そう言えば、今日は武田と一度も会っていなかった。

「田上さん。見ていましたよ。今日は絶好調ですね」

「ああ、偶然だよ。運がよかった」

「それにしても今日はすごかった。僕なんて全然ダメでしたよ」

「まあ、そのうち、運がいい日もあるさ」

「そう言えば聞きました?菅が今日来てないでしょ?」

 確かに、今日は菅の姿を一度も見ていない。珍しい。会いたくもないのに必ず田上を見つけ出しては、嫌味を言ってくるが今回は全くそれがなかった。

「菅はですが、今日休みらしいですよ」

「珍しい。毎回来ているのに」

「知り合いから聞いた話なのですが。菅は最近、体調と商売の調子が悪くて困っているらしいですよ」

「そうなのか」

「はい」

 菅の商売がうまく行っていない。そんなの初耳だ。彼はやり手だ。きっと、何かの間違いだろうと、田上は思った。

「どうせ、噂話だろう。風邪を引くらい誰にでもあることだ」

「確かに。そういえば田上さん幸せそうですね。何かあったのですか?」

「実は恋人ができた」

「え?まさかマッチングアプリの娘ですか?」

「そうだよ」

「やったじゃないですか」

「まあね、運がいいだけだよ」

「田上さんはいいな。マッチングアプリに成功して、しかも、今日は良い物ばかり仕入れて。今が幸せの絶頂期かもしれないですよ」

「そんなこと言うなよ。そしたら、あとは下り坂ってことじゃないか」

「確かに、悪気はないですよ。」

「分かっているよ。じゃあ、俺は倉庫に商品を運ぶから、この辺で」

「はい、気をつけて」

 車に乗り込む田上。そんなに他人から幸せそうに見えるのか?と田上はサイドミラーで自分の顔を確認した。確かに、前に比べて血色がいい感じがした。

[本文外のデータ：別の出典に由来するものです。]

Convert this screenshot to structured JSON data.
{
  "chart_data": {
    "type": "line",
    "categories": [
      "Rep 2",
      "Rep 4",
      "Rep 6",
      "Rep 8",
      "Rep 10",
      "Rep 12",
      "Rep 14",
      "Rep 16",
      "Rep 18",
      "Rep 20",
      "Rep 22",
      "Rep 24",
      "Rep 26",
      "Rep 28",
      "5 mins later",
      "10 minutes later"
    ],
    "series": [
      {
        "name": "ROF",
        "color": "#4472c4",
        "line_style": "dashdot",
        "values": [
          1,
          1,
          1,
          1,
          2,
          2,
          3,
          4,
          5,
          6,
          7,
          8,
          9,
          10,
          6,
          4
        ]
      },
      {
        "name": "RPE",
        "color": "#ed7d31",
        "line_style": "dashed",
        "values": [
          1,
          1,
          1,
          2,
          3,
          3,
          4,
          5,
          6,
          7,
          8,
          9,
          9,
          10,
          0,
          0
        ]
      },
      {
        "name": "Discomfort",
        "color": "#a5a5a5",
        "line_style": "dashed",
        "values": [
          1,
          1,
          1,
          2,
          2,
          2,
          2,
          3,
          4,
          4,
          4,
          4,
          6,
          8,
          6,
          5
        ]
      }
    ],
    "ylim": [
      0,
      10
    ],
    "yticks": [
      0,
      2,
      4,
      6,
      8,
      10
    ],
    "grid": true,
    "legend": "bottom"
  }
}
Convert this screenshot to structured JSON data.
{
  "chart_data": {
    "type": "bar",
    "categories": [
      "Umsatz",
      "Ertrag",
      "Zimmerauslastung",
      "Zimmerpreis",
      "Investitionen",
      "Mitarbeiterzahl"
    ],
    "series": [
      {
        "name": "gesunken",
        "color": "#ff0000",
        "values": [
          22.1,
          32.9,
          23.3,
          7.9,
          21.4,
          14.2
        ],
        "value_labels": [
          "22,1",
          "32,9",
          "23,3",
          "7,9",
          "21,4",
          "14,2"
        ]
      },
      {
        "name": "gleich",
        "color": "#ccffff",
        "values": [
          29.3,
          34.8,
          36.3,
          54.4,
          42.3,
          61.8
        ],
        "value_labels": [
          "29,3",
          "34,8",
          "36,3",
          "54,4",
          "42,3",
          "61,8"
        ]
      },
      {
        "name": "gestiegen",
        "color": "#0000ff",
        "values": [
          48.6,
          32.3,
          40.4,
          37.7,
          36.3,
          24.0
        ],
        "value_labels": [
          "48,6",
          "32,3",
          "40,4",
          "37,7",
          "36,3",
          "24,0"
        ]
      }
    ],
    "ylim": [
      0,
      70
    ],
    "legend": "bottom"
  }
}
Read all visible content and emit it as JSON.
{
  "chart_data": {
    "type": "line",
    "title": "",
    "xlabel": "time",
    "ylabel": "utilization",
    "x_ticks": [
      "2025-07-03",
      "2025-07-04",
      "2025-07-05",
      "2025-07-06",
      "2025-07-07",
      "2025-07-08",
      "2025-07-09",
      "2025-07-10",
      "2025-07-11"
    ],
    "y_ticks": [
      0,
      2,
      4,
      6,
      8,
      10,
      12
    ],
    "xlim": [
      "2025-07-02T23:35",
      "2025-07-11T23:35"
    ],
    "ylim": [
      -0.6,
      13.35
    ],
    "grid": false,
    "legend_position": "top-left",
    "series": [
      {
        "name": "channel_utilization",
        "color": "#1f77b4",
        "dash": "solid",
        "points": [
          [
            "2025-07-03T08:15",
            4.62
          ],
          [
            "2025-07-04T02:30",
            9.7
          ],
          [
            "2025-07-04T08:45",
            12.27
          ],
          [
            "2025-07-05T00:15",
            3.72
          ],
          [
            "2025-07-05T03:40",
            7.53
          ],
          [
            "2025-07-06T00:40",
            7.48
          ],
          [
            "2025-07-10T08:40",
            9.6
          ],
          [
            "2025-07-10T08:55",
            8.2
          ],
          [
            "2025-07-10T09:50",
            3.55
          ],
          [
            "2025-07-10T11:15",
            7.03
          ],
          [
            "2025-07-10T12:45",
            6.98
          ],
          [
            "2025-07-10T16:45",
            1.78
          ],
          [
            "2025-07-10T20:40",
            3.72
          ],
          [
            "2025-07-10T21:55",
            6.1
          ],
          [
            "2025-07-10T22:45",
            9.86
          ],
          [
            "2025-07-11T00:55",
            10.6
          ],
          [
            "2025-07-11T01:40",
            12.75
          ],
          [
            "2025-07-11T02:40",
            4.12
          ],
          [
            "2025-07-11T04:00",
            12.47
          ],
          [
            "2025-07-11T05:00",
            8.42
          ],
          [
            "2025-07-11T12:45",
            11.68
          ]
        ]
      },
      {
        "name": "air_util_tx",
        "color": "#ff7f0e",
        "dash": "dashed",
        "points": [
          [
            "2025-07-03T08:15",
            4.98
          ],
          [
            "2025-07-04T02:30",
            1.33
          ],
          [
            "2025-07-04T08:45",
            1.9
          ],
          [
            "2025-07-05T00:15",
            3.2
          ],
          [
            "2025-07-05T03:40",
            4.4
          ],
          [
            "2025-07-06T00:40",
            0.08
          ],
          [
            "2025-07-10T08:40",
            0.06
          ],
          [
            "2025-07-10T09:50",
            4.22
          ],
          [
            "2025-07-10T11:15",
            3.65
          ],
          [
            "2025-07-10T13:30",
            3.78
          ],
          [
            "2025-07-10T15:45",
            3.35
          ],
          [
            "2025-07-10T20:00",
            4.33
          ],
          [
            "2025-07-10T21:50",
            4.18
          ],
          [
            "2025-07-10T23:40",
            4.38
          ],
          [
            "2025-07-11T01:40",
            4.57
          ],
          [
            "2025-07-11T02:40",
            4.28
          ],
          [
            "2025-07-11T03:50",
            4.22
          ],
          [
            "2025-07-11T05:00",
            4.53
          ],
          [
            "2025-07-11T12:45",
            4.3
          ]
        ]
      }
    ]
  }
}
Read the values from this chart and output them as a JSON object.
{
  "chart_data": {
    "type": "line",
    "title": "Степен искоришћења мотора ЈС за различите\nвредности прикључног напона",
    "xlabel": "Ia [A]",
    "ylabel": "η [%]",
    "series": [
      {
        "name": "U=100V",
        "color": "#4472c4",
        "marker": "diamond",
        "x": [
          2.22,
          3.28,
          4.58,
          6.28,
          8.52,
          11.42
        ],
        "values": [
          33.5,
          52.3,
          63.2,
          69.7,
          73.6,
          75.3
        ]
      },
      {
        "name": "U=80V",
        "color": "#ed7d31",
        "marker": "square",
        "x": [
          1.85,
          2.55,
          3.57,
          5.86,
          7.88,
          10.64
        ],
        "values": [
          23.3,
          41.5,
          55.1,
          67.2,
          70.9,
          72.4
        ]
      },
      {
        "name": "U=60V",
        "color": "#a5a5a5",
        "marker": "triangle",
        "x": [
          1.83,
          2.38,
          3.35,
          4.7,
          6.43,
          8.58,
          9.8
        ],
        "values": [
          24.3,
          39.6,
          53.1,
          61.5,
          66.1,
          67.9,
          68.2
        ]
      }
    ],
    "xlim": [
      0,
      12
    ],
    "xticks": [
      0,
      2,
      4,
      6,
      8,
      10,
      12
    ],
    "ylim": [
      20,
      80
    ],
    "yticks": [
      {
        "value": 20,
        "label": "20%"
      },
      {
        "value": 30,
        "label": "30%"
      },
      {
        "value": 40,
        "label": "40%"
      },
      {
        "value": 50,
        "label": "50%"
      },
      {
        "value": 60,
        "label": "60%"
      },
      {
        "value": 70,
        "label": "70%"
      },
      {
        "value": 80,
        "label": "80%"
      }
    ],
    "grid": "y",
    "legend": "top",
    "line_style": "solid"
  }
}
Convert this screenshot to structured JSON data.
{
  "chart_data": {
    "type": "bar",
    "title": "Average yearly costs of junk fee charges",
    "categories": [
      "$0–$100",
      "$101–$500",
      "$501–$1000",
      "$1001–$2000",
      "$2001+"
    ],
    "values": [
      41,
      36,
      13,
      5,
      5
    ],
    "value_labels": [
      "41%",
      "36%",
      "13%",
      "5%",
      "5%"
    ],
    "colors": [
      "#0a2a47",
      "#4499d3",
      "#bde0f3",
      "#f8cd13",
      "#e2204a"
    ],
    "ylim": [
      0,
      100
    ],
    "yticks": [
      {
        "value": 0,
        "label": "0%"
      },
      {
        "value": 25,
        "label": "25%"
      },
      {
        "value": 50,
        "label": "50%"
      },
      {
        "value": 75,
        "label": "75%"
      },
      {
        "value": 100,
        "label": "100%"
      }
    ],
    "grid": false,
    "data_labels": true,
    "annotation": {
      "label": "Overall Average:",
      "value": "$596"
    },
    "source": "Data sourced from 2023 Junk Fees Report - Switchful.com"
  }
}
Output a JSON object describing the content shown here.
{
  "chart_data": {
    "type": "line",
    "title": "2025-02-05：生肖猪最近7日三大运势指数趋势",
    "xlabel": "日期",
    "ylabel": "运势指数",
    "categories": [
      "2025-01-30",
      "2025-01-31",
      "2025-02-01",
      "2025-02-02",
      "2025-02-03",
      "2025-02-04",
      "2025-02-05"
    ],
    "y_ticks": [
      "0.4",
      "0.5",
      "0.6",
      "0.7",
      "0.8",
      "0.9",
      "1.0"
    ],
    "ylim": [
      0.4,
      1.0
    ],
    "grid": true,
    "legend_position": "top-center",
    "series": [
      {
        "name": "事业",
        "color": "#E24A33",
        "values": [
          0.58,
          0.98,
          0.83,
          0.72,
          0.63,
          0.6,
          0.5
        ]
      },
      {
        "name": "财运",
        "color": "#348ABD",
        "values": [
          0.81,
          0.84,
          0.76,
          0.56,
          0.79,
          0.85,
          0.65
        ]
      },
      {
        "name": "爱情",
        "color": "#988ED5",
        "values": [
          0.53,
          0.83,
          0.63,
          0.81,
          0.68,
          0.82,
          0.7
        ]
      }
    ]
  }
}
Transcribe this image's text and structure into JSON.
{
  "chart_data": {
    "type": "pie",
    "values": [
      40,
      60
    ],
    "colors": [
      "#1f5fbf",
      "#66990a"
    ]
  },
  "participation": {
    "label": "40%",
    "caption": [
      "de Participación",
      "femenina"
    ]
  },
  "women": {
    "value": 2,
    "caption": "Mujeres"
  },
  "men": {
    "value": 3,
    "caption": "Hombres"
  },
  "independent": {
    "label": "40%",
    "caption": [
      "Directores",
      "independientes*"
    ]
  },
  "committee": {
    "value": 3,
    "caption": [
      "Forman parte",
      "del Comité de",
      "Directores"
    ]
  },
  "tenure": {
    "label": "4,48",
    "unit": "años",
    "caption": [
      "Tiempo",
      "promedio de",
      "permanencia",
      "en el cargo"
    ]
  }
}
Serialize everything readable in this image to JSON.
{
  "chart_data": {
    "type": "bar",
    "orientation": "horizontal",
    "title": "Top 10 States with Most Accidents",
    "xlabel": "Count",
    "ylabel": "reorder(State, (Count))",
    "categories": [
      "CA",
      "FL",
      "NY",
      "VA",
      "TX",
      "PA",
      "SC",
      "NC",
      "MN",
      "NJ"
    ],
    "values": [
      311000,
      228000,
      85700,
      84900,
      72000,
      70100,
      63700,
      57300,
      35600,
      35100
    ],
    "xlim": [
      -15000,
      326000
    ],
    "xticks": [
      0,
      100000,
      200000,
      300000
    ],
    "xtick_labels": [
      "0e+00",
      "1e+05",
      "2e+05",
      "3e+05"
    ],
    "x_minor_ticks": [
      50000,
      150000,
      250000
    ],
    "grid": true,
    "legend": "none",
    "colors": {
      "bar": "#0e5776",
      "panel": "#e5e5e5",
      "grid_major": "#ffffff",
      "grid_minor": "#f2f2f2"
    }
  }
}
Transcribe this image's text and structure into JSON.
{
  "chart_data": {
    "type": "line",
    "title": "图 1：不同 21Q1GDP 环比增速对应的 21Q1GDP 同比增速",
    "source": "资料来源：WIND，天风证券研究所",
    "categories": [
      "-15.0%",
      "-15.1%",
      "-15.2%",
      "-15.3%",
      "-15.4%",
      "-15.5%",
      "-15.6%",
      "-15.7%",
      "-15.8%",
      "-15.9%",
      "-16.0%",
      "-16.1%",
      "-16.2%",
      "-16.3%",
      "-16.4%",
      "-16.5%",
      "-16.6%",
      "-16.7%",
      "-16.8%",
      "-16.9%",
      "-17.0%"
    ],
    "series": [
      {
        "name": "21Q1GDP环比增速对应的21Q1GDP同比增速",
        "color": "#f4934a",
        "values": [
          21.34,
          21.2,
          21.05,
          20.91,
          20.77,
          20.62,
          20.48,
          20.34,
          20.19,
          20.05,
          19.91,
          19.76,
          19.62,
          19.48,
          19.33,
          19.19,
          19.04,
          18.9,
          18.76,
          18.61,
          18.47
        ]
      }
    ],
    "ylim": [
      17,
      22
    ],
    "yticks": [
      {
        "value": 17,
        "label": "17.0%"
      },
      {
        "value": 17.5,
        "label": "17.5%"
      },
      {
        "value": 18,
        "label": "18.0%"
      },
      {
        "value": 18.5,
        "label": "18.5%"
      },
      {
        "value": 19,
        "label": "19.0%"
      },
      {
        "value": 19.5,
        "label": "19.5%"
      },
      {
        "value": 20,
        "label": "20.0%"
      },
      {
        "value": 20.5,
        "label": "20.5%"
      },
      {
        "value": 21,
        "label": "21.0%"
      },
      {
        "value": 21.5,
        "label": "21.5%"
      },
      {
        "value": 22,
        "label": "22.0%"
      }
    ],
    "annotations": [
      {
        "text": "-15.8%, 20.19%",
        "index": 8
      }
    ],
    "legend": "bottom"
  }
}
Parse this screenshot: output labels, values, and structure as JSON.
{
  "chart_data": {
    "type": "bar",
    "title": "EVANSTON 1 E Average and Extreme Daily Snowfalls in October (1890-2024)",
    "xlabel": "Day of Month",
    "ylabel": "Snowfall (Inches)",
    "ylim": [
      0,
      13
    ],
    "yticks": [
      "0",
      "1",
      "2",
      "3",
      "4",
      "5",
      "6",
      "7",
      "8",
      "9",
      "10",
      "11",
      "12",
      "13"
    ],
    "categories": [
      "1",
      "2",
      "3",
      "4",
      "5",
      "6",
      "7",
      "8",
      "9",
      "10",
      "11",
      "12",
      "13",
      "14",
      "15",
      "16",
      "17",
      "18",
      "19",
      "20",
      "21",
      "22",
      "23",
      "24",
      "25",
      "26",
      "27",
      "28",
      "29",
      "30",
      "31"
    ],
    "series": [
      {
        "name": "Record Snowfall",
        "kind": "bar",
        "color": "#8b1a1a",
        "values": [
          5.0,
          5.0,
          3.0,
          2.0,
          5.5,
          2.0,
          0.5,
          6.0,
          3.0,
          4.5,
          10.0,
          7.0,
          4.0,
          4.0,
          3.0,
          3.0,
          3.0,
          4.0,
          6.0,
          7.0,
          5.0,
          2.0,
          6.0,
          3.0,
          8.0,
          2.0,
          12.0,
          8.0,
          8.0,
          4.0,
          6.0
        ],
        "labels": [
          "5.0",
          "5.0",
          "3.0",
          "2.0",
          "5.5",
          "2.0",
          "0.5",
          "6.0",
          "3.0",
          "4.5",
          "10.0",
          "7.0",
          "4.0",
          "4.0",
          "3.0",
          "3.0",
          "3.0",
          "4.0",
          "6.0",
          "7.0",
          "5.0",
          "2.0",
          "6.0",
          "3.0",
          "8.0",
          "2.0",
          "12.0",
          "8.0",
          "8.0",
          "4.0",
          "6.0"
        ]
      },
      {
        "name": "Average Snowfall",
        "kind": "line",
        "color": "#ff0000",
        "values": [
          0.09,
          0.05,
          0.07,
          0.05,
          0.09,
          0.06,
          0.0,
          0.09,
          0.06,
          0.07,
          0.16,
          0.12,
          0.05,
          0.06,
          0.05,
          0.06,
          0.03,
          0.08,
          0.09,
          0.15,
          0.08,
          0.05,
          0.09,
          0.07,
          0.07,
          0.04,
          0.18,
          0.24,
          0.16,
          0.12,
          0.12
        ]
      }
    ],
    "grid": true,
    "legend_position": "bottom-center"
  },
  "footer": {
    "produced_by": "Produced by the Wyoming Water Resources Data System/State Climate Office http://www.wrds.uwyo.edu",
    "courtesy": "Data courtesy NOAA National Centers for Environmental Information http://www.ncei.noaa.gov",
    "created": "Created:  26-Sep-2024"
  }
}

 それにしても、菅が体調を崩すとは信じられなかった。確か、前回にあった時は彼らしくなく、不調だったのを思い出した。あながち嘘ではないのかもしれない。

 菅はおそらく50代だ。いつ体調を崩してもおかしくない年頃だ。

 田上は自分も気をつけようと思った。まだ35歳だが、不摂生な生活を送っているからだ。タバコをやめて、体でも鍛えよかと一瞬思った。